How are you all doing today? I just saw a post about Sandra Bullock, the actress, talking about the way people address adopted children and their families. And all I have to say is “Amen, hallelujah!” I am so happy to see someone say it. Especially someone in a high and influential position because in more cases then not people would be willing to listen to a celebrity or someone who is wealthy or in a high and influential position then a nobody like me or the rest of us regular mortals.
Just last week I was reading another post about Gabriella Union and I was so amazed by people getting upset that she considered her two kids her children and kept saying she only had one child. As if her marrying her husband does not matter and does not make them family because she is not related to her husbands kid by blood. Reading those comments made my blood boil because it forced me to think and remember my own childhood and how people kept stressing on the point that I was adopted and not really my parents daughter.
As an adopted child, I have always hated when I was younger and whenever people would ask me about how my parents were doing they would always say “How are your [adopted] parents doing?”. Or when they were talking to my parents about me right in front of me they would always make sure to include “adopted daughter” in their sentence and this kind of thing irked me to no end. I hated them saying that with a passion! We are a not an “adopted family”! We are a FAMILY. They are/were not just my “adopted parents”. They were my PARENTS and I am Their DAUGHTER. End of story!
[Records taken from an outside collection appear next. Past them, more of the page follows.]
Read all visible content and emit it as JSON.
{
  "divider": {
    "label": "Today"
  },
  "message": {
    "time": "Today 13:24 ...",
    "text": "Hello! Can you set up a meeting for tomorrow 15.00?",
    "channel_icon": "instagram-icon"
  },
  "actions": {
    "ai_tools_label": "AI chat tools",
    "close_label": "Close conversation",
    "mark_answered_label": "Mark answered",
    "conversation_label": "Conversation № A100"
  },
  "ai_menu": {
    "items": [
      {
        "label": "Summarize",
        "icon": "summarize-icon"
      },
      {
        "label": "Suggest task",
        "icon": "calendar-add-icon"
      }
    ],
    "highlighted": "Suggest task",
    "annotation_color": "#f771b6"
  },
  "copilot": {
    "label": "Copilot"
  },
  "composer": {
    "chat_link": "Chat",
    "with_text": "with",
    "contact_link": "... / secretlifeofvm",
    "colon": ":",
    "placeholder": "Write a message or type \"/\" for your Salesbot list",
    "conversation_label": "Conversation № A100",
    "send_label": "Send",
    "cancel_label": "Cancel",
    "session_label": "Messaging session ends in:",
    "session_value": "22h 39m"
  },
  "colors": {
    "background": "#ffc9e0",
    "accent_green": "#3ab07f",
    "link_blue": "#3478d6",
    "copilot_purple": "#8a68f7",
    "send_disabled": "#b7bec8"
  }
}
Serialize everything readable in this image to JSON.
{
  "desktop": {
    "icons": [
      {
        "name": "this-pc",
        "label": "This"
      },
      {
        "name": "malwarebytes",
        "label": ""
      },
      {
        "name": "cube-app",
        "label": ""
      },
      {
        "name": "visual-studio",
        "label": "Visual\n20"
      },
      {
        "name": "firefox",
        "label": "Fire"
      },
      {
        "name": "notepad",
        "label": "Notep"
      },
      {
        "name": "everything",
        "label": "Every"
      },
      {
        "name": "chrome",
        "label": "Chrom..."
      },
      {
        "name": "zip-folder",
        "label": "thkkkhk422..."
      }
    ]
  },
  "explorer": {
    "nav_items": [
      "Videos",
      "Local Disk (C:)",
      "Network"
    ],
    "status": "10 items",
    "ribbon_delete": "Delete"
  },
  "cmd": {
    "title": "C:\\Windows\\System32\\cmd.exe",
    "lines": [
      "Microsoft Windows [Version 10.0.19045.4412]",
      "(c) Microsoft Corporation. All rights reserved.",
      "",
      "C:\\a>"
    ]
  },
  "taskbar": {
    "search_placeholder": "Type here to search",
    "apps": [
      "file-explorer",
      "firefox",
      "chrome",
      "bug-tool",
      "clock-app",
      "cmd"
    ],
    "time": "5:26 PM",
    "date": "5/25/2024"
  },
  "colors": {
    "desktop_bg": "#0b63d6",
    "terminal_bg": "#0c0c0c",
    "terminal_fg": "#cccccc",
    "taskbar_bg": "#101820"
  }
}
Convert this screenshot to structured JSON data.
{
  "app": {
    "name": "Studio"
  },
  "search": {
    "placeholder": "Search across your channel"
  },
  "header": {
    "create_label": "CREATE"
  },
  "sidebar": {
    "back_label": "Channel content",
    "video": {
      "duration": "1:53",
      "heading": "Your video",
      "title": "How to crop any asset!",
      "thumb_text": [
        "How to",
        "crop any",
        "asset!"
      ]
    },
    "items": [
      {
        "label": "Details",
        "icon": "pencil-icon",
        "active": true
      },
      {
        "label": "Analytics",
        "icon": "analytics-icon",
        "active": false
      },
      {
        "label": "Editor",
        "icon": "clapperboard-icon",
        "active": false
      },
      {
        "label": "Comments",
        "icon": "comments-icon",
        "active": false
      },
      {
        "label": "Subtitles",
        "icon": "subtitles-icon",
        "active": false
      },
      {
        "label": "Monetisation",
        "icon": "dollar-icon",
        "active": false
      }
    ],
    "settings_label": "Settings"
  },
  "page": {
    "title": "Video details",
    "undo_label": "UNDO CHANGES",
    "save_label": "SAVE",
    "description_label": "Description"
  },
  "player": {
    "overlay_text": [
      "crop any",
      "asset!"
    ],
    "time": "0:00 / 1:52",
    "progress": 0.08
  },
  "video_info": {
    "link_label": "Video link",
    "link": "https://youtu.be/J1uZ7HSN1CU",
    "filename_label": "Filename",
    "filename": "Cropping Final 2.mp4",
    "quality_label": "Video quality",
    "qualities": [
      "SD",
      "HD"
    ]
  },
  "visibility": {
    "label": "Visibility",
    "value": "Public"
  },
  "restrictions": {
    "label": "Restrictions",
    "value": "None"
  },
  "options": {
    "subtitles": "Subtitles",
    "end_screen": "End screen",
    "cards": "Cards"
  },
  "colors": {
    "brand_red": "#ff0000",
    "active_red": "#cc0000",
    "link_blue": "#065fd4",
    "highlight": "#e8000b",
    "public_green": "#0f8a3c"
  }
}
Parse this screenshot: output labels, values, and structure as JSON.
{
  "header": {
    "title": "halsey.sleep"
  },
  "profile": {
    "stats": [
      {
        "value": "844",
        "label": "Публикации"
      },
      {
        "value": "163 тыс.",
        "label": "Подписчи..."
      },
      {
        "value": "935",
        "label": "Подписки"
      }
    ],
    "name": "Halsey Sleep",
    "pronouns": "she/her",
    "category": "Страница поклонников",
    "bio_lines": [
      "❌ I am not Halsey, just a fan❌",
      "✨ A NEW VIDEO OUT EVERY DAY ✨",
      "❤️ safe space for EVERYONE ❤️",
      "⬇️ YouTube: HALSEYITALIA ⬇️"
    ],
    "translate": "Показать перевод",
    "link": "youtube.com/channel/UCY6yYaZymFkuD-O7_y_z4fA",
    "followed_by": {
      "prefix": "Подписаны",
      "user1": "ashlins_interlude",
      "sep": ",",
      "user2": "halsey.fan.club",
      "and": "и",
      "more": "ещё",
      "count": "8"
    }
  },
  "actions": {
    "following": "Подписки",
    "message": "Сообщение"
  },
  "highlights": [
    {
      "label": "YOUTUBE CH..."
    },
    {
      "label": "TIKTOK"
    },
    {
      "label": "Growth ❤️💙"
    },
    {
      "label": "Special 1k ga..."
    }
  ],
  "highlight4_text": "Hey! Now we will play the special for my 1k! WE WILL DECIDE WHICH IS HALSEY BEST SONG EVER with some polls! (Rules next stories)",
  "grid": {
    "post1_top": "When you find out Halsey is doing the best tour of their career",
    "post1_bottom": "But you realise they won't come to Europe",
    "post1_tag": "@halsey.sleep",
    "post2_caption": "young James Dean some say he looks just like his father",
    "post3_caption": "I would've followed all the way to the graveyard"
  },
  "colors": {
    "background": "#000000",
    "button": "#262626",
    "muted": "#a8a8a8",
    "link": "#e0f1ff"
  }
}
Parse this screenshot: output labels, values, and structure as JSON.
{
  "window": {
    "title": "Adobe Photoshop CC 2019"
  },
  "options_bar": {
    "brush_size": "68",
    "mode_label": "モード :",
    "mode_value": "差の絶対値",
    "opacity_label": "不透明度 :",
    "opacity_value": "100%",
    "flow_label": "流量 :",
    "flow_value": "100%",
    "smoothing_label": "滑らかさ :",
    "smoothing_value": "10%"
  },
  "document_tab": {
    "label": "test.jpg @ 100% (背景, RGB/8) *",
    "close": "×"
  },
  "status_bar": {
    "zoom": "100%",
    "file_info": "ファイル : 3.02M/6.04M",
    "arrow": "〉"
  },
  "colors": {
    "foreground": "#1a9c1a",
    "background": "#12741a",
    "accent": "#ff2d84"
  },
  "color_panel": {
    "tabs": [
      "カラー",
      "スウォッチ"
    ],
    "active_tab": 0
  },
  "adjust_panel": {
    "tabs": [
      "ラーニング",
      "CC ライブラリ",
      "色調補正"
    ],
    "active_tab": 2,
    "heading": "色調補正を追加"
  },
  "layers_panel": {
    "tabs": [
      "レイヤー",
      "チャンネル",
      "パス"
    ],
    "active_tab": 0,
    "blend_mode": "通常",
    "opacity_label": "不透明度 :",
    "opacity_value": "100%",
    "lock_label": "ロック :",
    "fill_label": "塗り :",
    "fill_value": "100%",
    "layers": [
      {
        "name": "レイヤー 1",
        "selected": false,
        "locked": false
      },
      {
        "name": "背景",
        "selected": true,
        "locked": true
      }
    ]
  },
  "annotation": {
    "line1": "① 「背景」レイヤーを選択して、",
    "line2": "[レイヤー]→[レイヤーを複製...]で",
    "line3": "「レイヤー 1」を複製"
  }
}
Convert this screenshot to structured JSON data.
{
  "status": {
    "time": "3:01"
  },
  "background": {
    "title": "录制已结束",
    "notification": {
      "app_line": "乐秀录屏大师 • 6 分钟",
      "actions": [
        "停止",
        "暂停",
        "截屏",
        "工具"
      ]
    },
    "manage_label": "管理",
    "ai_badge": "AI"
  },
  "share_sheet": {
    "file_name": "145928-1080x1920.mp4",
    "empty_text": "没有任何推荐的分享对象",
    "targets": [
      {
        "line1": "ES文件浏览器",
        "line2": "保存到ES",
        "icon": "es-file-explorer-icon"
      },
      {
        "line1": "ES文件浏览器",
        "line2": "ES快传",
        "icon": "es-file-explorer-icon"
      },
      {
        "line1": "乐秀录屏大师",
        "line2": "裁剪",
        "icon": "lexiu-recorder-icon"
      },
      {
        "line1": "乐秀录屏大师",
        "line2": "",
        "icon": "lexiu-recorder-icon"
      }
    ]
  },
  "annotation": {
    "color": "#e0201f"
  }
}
Of course, as I got older I started speaking up about my distaste and dislike in them saying those things; and of course, me showing my displeasure in what they were saying was seen as rude but they themselves did not seem to understand that they were themselves were being rude to me. Now, that I have become an adult there are very, VERY few people instances that this still occurs but few and far between. And I do make sure to put stress on the words “my parents”, ” my father” or “my mother” just to try to drive the point home.